Kulislerde anlatılan, gerçekliği şüpheli bir öykü var. Belçika ordusuna kadınların asker olarak alınmasına karar verildiğinde, askerlerin kıyafetlerini temin eden adamların sütyen alması gerekir. Uzun tartışmalardan sonra yetkililer tüm kadın askerlere seksen beden sütyen alınmasına karar verir ve alım yapılır. Komik. Ayrıca müthiş bir zaman, emek, para kaybı. Oysa tek bir kadına danışılsaydı, karar mekanizmalarında bir kadın dahi olsaydı şimdi bunu okuyup gülümsemiyor olacaktık. Hedeflediğimiz her noktada, aklımızdan geçen hedef kitle ne olursa olsun içinde engelli bireylerin olduğunu unutmamak gerekiyor.

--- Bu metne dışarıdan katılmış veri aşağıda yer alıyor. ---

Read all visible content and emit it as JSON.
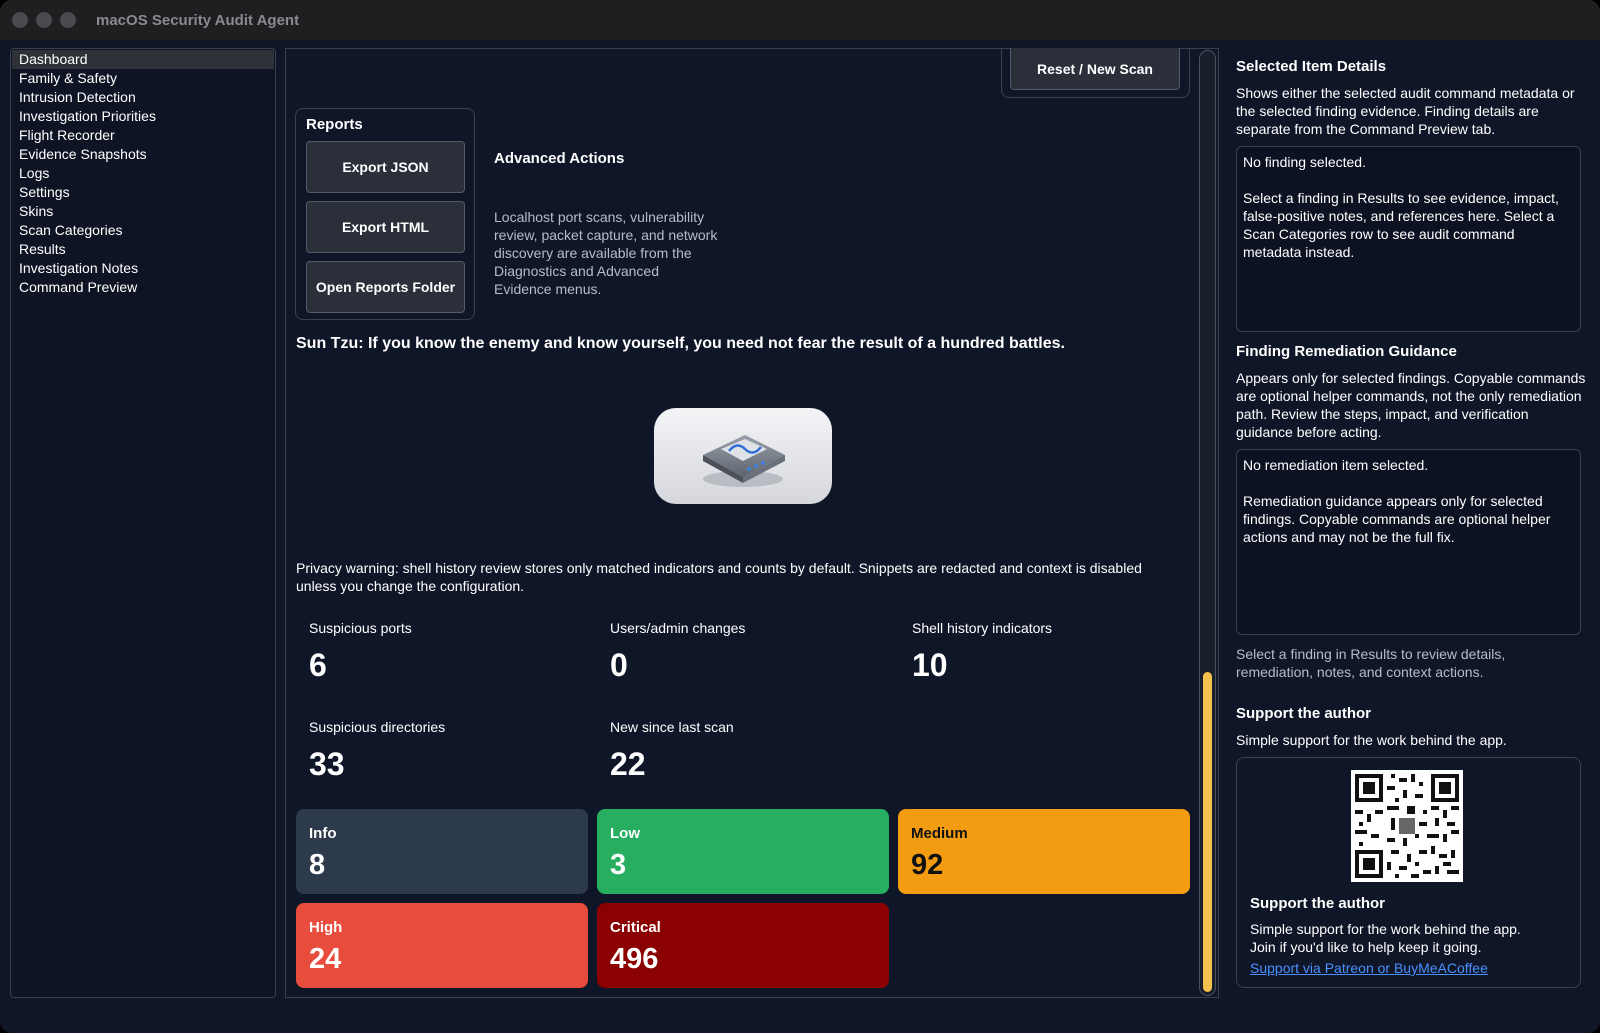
{
  "window": {
    "title": "macOS Security Audit Agent"
  },
  "sidebar": {
    "items": [
      {
        "label": "Dashboard",
        "selected": true
      },
      {
        "label": "Family & Safety"
      },
      {
        "label": "Intrusion Detection"
      },
      {
        "label": "Investigation Priorities"
      },
      {
        "label": "Flight Recorder"
      },
      {
        "label": "Evidence Snapshots"
      },
      {
        "label": "Logs"
      },
      {
        "label": "Settings"
      },
      {
        "label": "Skins"
      },
      {
        "label": "Scan Categories"
      },
      {
        "label": "Results"
      },
      {
        "label": "Investigation Notes"
      },
      {
        "label": "Command Preview"
      }
    ]
  },
  "toolbar": {
    "reset_label": "Reset / New Scan"
  },
  "reports": {
    "title": "Reports",
    "export_json": "Export JSON",
    "export_html": "Export HTML",
    "open_folder": "Open Reports Folder"
  },
  "advanced": {
    "title": "Advanced Actions",
    "description": "Localhost port scans, vulnerability review, packet capture, and network discovery are available from the Diagnostics and Advanced Evidence menus."
  },
  "quote": "Sun Tzu: If you know the enemy and know yourself, you need not fear the result of a hundred battles.",
  "privacy_warning": "Privacy warning: shell history review stores only matched indicators and counts by default. Snippets are redacted and context is disabled unless you change the configuration.",
  "stats": {
    "suspicious_ports": {
      "label": "Suspicious ports",
      "value": "6"
    },
    "users_admin": {
      "label": "Users/admin changes",
      "value": "0"
    },
    "shell_history": {
      "label": "Shell history indicators",
      "value": "10"
    },
    "suspicious_dirs": {
      "label": "Suspicious directories",
      "value": "33"
    },
    "new_since": {
      "label": "New since last scan",
      "value": "22"
    }
  },
  "severity": {
    "info": {
      "label": "Info",
      "value": "8",
      "color": "#2d3a4c"
    },
    "low": {
      "label": "Low",
      "value": "3",
      "color": "#27ae60"
    },
    "medium": {
      "label": "Medium",
      "value": "92",
      "color": "#f39c12"
    },
    "high": {
      "label": "High",
      "value": "24",
      "color": "#e74c3c"
    },
    "critical": {
      "label": "Critical",
      "value": "496",
      "color": "#8b0000"
    }
  },
  "details": {
    "title": "Selected Item Details",
    "description": "Shows either the selected audit command metadata or the selected finding evidence. Finding details are separate from the Command Preview tab.",
    "box_line1": "No finding selected.",
    "box_line2": "Select a finding in Results to see evidence, impact, false-positive notes, and references here. Select a Scan Categories row to see audit command metadata instead."
  },
  "remediation": {
    "title": "Finding Remediation Guidance",
    "description": "Appears only for selected findings. Copyable commands are optional helper commands, not the only remediation path. Review the steps, impact, and verification guidance before acting.",
    "box_line1": "No remediation item selected.",
    "box_line2": "Remediation guidance appears only for selected findings. Copyable commands are optional helper actions and may not be the full fix.",
    "hint": "Select a finding in Results to review details, remediation, notes, and context actions."
  },
  "support": {
    "title": "Support the author",
    "subtitle": "Simple support for the work behind the app.",
    "card_title": "Support the author",
    "card_text1": "Simple support for the work behind the app.",
    "card_text2": "Join if you'd like to help keep it going.",
    "link": "Support via Patreon or BuyMeACoffee"
  }
}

Verdiğimiz ürün veya hizmetin erişilebilir kılınması için yapabileceğimiz en etkili ve en kolay şey ise engelli bireyin her aşamada ekibimizin içinde olmasını sağlamak. Atacağımız adımların her aşamasında onun varlığını mümkün kılmak.

Engelli bireyi planlamaya ve çalışmaya dahil etmek bütçemizi gözden geçirmeyi gerektirecektir. Engelli bireyin süreçlerin her aşamasında olması, tüm aktivite ve planların içinde yer alması için öncelikle düşünce biçimimizi gözden geçirmemiz gerektiğini belirtmiştik. Böylesi kritik bir yaklaşım, ürünümüzün herkes tarafından tüketilebilir olmasını beraberinde getirecektir. Bu nedenle, ‘engelliliği nasıl görüyoruz’, ‘yeti kaybı bizim için ne ifade ediyor’, ‘yeti kaybı olan bireye nasıl bakıyoruz’ gibi temel soruları ve fazlasını tartışmalı, tartışmaların gerçekleşmesini sağlayacak zemini sağlamalıyız. Bu tür çalışmalar için bütçemizde kaynak ayırmak anlamlı olacaktır.

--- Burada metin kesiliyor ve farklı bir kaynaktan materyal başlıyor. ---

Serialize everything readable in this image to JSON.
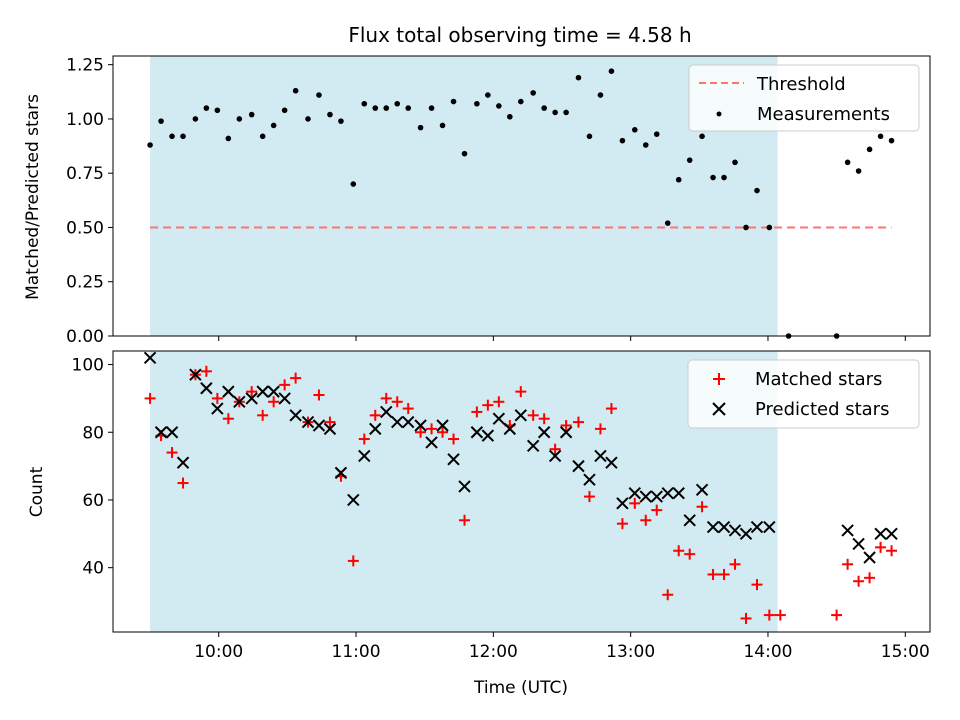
{
  "chart_data": {
    "title": "Flux total observing time = 4.58 h",
    "xlabel": "Time (UTC)",
    "x_tick_labels": [
      "10:00",
      "11:00",
      "12:00",
      "13:00",
      "14:00",
      "15:00"
    ],
    "x_tick_hours": [
      10,
      11,
      12,
      13,
      14,
      15
    ],
    "xlim_hours": [
      9.23,
      15.18
    ],
    "observing_window_hours": [
      9.5,
      14.07
    ],
    "observing_window_color": "#add8e6",
    "panels": [
      {
        "type": "scatter",
        "ylabel": "Matched/Predicted stars",
        "ylim": [
          0,
          1.29
        ],
        "y_tick_labels": [
          "0.00",
          "0.25",
          "0.50",
          "0.75",
          "1.00",
          "1.25"
        ],
        "y_tick_values": [
          0,
          0.25,
          0.5,
          0.75,
          1.0,
          1.25
        ],
        "legend_position": "top-right",
        "threshold": {
          "name": "Threshold",
          "value": 0.5,
          "x_range": [
            9.5,
            14.9
          ],
          "color": "#ff7373"
        },
        "series": [
          {
            "name": "Measurements",
            "color": "#000000",
            "marker": "dot",
            "points": [
              [
                9.5,
                0.88
              ],
              [
                9.58,
                0.99
              ],
              [
                9.66,
                0.92
              ],
              [
                9.74,
                0.92
              ],
              [
                9.83,
                1.0
              ],
              [
                9.91,
                1.05
              ],
              [
                9.99,
                1.04
              ],
              [
                10.07,
                0.91
              ],
              [
                10.15,
                1.0
              ],
              [
                10.24,
                1.02
              ],
              [
                10.32,
                0.92
              ],
              [
                10.4,
                0.97
              ],
              [
                10.48,
                1.04
              ],
              [
                10.56,
                1.13
              ],
              [
                10.65,
                1.0
              ],
              [
                10.73,
                1.11
              ],
              [
                10.81,
                1.02
              ],
              [
                10.89,
                0.99
              ],
              [
                10.98,
                0.7
              ],
              [
                11.06,
                1.07
              ],
              [
                11.14,
                1.05
              ],
              [
                11.22,
                1.05
              ],
              [
                11.3,
                1.07
              ],
              [
                11.38,
                1.05
              ],
              [
                11.47,
                0.96
              ],
              [
                11.55,
                1.05
              ],
              [
                11.63,
                0.97
              ],
              [
                11.71,
                1.08
              ],
              [
                11.79,
                0.84
              ],
              [
                11.88,
                1.07
              ],
              [
                11.96,
                1.11
              ],
              [
                12.04,
                1.06
              ],
              [
                12.12,
                1.01
              ],
              [
                12.2,
                1.08
              ],
              [
                12.29,
                1.12
              ],
              [
                12.37,
                1.05
              ],
              [
                12.45,
                1.03
              ],
              [
                12.53,
                1.03
              ],
              [
                12.62,
                1.19
              ],
              [
                12.7,
                0.92
              ],
              [
                12.78,
                1.11
              ],
              [
                12.86,
                1.22
              ],
              [
                12.94,
                0.9
              ],
              [
                13.03,
                0.95
              ],
              [
                13.11,
                0.88
              ],
              [
                13.19,
                0.93
              ],
              [
                13.27,
                0.52
              ],
              [
                13.35,
                0.72
              ],
              [
                13.43,
                0.81
              ],
              [
                13.52,
                0.92
              ],
              [
                13.6,
                0.73
              ],
              [
                13.68,
                0.73
              ],
              [
                13.76,
                0.8
              ],
              [
                13.84,
                0.5
              ],
              [
                13.92,
                0.67
              ],
              [
                14.01,
                0.5
              ],
              [
                14.15,
                0.0
              ],
              [
                14.5,
                0.0
              ],
              [
                14.58,
                0.8
              ],
              [
                14.66,
                0.76
              ],
              [
                14.74,
                0.86
              ],
              [
                14.82,
                0.92
              ],
              [
                14.9,
                0.9
              ]
            ]
          }
        ]
      },
      {
        "type": "scatter",
        "ylabel": "Count",
        "ylim": [
          21,
          104
        ],
        "y_tick_labels": [
          "40",
          "60",
          "80",
          "100"
        ],
        "y_tick_values": [
          40,
          60,
          80,
          100
        ],
        "legend_position": "top-right",
        "series": [
          {
            "name": "Matched stars",
            "color": "#ff0000",
            "marker": "plus",
            "points": [
              [
                9.5,
                90
              ],
              [
                9.58,
                79
              ],
              [
                9.66,
                74
              ],
              [
                9.74,
                65
              ],
              [
                9.83,
                97
              ],
              [
                9.91,
                98
              ],
              [
                9.99,
                90
              ],
              [
                10.07,
                84
              ],
              [
                10.15,
                89
              ],
              [
                10.24,
                92
              ],
              [
                10.32,
                85
              ],
              [
                10.4,
                89
              ],
              [
                10.48,
                94
              ],
              [
                10.56,
                96
              ],
              [
                10.65,
                83
              ],
              [
                10.73,
                91
              ],
              [
                10.81,
                83
              ],
              [
                10.89,
                67
              ],
              [
                10.98,
                42
              ],
              [
                11.06,
                78
              ],
              [
                11.14,
                85
              ],
              [
                11.22,
                90
              ],
              [
                11.3,
                89
              ],
              [
                11.38,
                87
              ],
              [
                11.47,
                80
              ],
              [
                11.55,
                81
              ],
              [
                11.63,
                80
              ],
              [
                11.71,
                78
              ],
              [
                11.79,
                54
              ],
              [
                11.88,
                86
              ],
              [
                11.96,
                88
              ],
              [
                12.04,
                89
              ],
              [
                12.12,
                82
              ],
              [
                12.2,
                92
              ],
              [
                12.29,
                85
              ],
              [
                12.37,
                84
              ],
              [
                12.45,
                75
              ],
              [
                12.53,
                82
              ],
              [
                12.62,
                83
              ],
              [
                12.7,
                61
              ],
              [
                12.78,
                81
              ],
              [
                12.86,
                87
              ],
              [
                12.94,
                53
              ],
              [
                13.03,
                59
              ],
              [
                13.11,
                54
              ],
              [
                13.19,
                57
              ],
              [
                13.27,
                32
              ],
              [
                13.35,
                45
              ],
              [
                13.43,
                44
              ],
              [
                13.52,
                58
              ],
              [
                13.6,
                38
              ],
              [
                13.68,
                38
              ],
              [
                13.76,
                41
              ],
              [
                13.84,
                25
              ],
              [
                13.92,
                35
              ],
              [
                14.01,
                26
              ],
              [
                14.09,
                26
              ],
              [
                14.5,
                26
              ],
              [
                14.58,
                41
              ],
              [
                14.66,
                36
              ],
              [
                14.74,
                37
              ],
              [
                14.82,
                46
              ],
              [
                14.9,
                45
              ]
            ]
          },
          {
            "name": "Predicted stars",
            "color": "#000000",
            "marker": "x",
            "points": [
              [
                9.5,
                102
              ],
              [
                9.58,
                80
              ],
              [
                9.66,
                80
              ],
              [
                9.74,
                71
              ],
              [
                9.83,
                97
              ],
              [
                9.91,
                93
              ],
              [
                9.99,
                87
              ],
              [
                10.07,
                92
              ],
              [
                10.15,
                89
              ],
              [
                10.24,
                90
              ],
              [
                10.32,
                92
              ],
              [
                10.4,
                92
              ],
              [
                10.48,
                90
              ],
              [
                10.56,
                85
              ],
              [
                10.65,
                83
              ],
              [
                10.73,
                82
              ],
              [
                10.81,
                81
              ],
              [
                10.89,
                68
              ],
              [
                10.98,
                60
              ],
              [
                11.06,
                73
              ],
              [
                11.14,
                81
              ],
              [
                11.22,
                86
              ],
              [
                11.3,
                83
              ],
              [
                11.38,
                83
              ],
              [
                11.47,
                82
              ],
              [
                11.55,
                77
              ],
              [
                11.63,
                82
              ],
              [
                11.71,
                72
              ],
              [
                11.79,
                64
              ],
              [
                11.88,
                80
              ],
              [
                11.96,
                79
              ],
              [
                12.04,
                84
              ],
              [
                12.12,
                81
              ],
              [
                12.2,
                85
              ],
              [
                12.29,
                76
              ],
              [
                12.37,
                80
              ],
              [
                12.45,
                73
              ],
              [
                12.53,
                80
              ],
              [
                12.62,
                70
              ],
              [
                12.7,
                66
              ],
              [
                12.78,
                73
              ],
              [
                12.86,
                71
              ],
              [
                12.94,
                59
              ],
              [
                13.03,
                62
              ],
              [
                13.11,
                61
              ],
              [
                13.19,
                61
              ],
              [
                13.27,
                62
              ],
              [
                13.35,
                62
              ],
              [
                13.43,
                54
              ],
              [
                13.52,
                63
              ],
              [
                13.6,
                52
              ],
              [
                13.68,
                52
              ],
              [
                13.76,
                51
              ],
              [
                13.84,
                50
              ],
              [
                13.92,
                52
              ],
              [
                14.01,
                52
              ],
              [
                14.58,
                51
              ],
              [
                14.66,
                47
              ],
              [
                14.74,
                43
              ],
              [
                14.82,
                50
              ],
              [
                14.9,
                50
              ]
            ]
          }
        ]
      }
    ]
  }
}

Kapsayıcı olabilmek çalıştığımız ortamı erişilebilir kılmayı da gerektirir. Erişilebilir ortama sahip olmak amacıyla neler yapabileceğimizi engelli bireylerle tarışmak anlamlı olacaktır. Ayrımcı olmayan yaklaşım her şeyden önce farklılıkların katılımına izin vermemizi gerektiriyor. Öyleyse katılım için gerekli harcamaları yapmak, bütçenin kapsayıcı olmasına izin vermek şart.

Engelliliğe dair her ne biliyorsak unutalım ve engelli bireylerin tam ve etkili biçimde toplumun parçası olmasına odaklanalım. O zaman kapsayıcı bir kalkınma için çalışıyor olacağız. Erişilebilir toplumlarda yaşıyor olacağız. Herkesin değerli olduğu, herkesin kendisini var etmesine olanak tanıyan bir sisteme doğru değişimin parçası haline geleceğiz.

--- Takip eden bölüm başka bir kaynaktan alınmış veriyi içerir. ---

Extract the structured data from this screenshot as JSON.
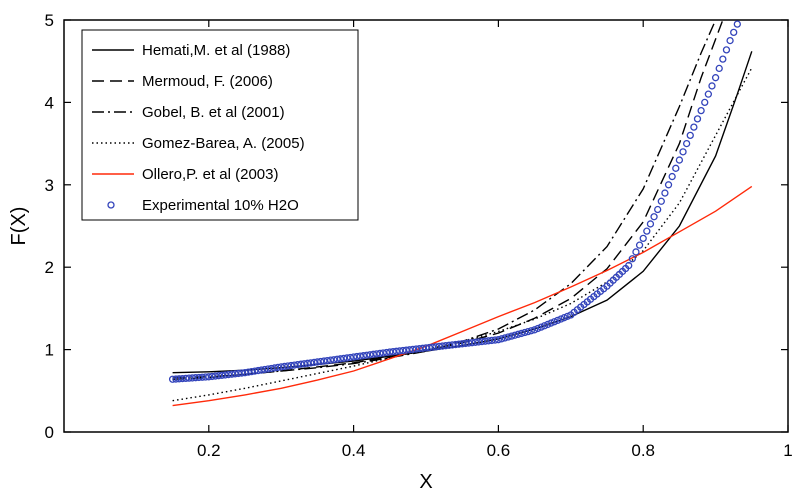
{
  "chart_data": {
    "type": "line",
    "xlabel": "X",
    "ylabel": "F(X)",
    "xlim": [
      0,
      1
    ],
    "ylim": [
      0,
      5
    ],
    "x_ticks": [
      0.2,
      0.4,
      0.6,
      0.8,
      1
    ],
    "x_tick_labels": [
      "0.2",
      "0.4",
      "0.6",
      "0.8",
      "1"
    ],
    "y_ticks": [
      0,
      1,
      2,
      3,
      4,
      5
    ],
    "y_tick_labels": [
      "0",
      "1",
      "2",
      "3",
      "4",
      "5"
    ],
    "grid": false,
    "legend_position": "top-left",
    "series": [
      {
        "name": "Hemati,M. et al (1988)",
        "style": "solid",
        "color": "#000000",
        "x": [
          0.15,
          0.2,
          0.25,
          0.3,
          0.35,
          0.4,
          0.45,
          0.5,
          0.55,
          0.6,
          0.65,
          0.7,
          0.75,
          0.8,
          0.85,
          0.9,
          0.93,
          0.95
        ],
        "y": [
          0.72,
          0.73,
          0.75,
          0.78,
          0.82,
          0.86,
          0.92,
          0.98,
          1.05,
          1.13,
          1.25,
          1.4,
          1.6,
          1.95,
          2.5,
          3.35,
          4.1,
          4.62
        ]
      },
      {
        "name": "Mermoud, F. (2006)",
        "style": "dashed",
        "color": "#000000",
        "x": [
          0.15,
          0.2,
          0.25,
          0.3,
          0.35,
          0.4,
          0.45,
          0.5,
          0.55,
          0.6,
          0.65,
          0.7,
          0.75,
          0.8,
          0.85,
          0.88,
          0.91
        ],
        "y": [
          0.64,
          0.66,
          0.7,
          0.74,
          0.79,
          0.84,
          0.91,
          0.99,
          1.08,
          1.2,
          1.38,
          1.62,
          1.98,
          2.55,
          3.5,
          4.3,
          5.0
        ]
      },
      {
        "name": "Gobel, B. et al (2001)",
        "style": "dashdot",
        "color": "#000000",
        "x": [
          0.15,
          0.2,
          0.25,
          0.3,
          0.35,
          0.4,
          0.45,
          0.5,
          0.55,
          0.6,
          0.65,
          0.7,
          0.75,
          0.8,
          0.85,
          0.88,
          0.9
        ],
        "y": [
          0.66,
          0.67,
          0.7,
          0.74,
          0.78,
          0.83,
          0.9,
          0.98,
          1.1,
          1.25,
          1.48,
          1.8,
          2.25,
          2.95,
          3.95,
          4.6,
          5.0
        ]
      },
      {
        "name": "Gomez-Barea, A. (2005)",
        "style": "dotted",
        "color": "#000000",
        "x": [
          0.15,
          0.2,
          0.25,
          0.3,
          0.35,
          0.4,
          0.45,
          0.5,
          0.55,
          0.6,
          0.65,
          0.7,
          0.75,
          0.8,
          0.85,
          0.9,
          0.95
        ],
        "y": [
          0.38,
          0.45,
          0.53,
          0.62,
          0.71,
          0.8,
          0.9,
          1.0,
          1.1,
          1.22,
          1.37,
          1.56,
          1.82,
          2.2,
          2.78,
          3.6,
          4.42
        ]
      },
      {
        "name": "Ollero,P. et al (2003)",
        "style": "solid",
        "color": "#ff2a0a",
        "x": [
          0.15,
          0.2,
          0.25,
          0.3,
          0.35,
          0.4,
          0.45,
          0.5,
          0.55,
          0.6,
          0.65,
          0.7,
          0.75,
          0.8,
          0.85,
          0.9,
          0.95
        ],
        "y": [
          0.32,
          0.38,
          0.45,
          0.53,
          0.63,
          0.74,
          0.89,
          1.04,
          1.22,
          1.4,
          1.57,
          1.76,
          1.96,
          2.18,
          2.43,
          2.68,
          2.98
        ]
      },
      {
        "name": "Experimental 10% H2O",
        "style": "markers",
        "color": "#3344bb",
        "x": [
          0.15,
          0.2,
          0.25,
          0.3,
          0.35,
          0.4,
          0.45,
          0.5,
          0.55,
          0.6,
          0.65,
          0.7,
          0.75,
          0.78,
          0.8,
          0.82,
          0.84,
          0.86,
          0.88,
          0.9,
          0.92,
          0.93
        ],
        "y": [
          0.64,
          0.67,
          0.72,
          0.79,
          0.85,
          0.91,
          0.97,
          1.02,
          1.07,
          1.12,
          1.24,
          1.42,
          1.77,
          2.02,
          2.35,
          2.7,
          3.1,
          3.5,
          3.9,
          4.3,
          4.75,
          4.95
        ]
      }
    ]
  }
}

Hepimizin bir kapasitesi var ve bu kapasite geliştirilebilir. Ben, dilediği zaman kendisini farklı biçimde tanımlayabilen, kendisini yine ve yeniden gerçekleştirebilen, bunun için olanağa sahip bireyin özgür birey olduğunu düşünüyorum. Ve böyle bir özgürlüğe erişmek için her zaman desteğe ihtiyacımız var gibi geliyor bana. Bir başkasına ihtiyacımız var. Octavia Paz, sevginin özgürlük üstüne oynanan vahşi bir kumar olduğunu söyler. Kendimizin değil, ötekinin özgürlüğü için oynanan bir kumar. İster ötekinin özgürlüğü için sevgiyle diyelim, ister erişilebilir, eşitlikçi toplum için, çabaya şimdi, burada başlayalım.

***

Yazıda:

(*) Kapsayıcı Kalkınma, ‘Inclusive Development’ kavramının karşılığı olarak,

(**) Engelliliği Kapsayıcı Kalkınma, ‘Disability Inclusive Development’ kavramının karşılığı olarak kullanılmıştır.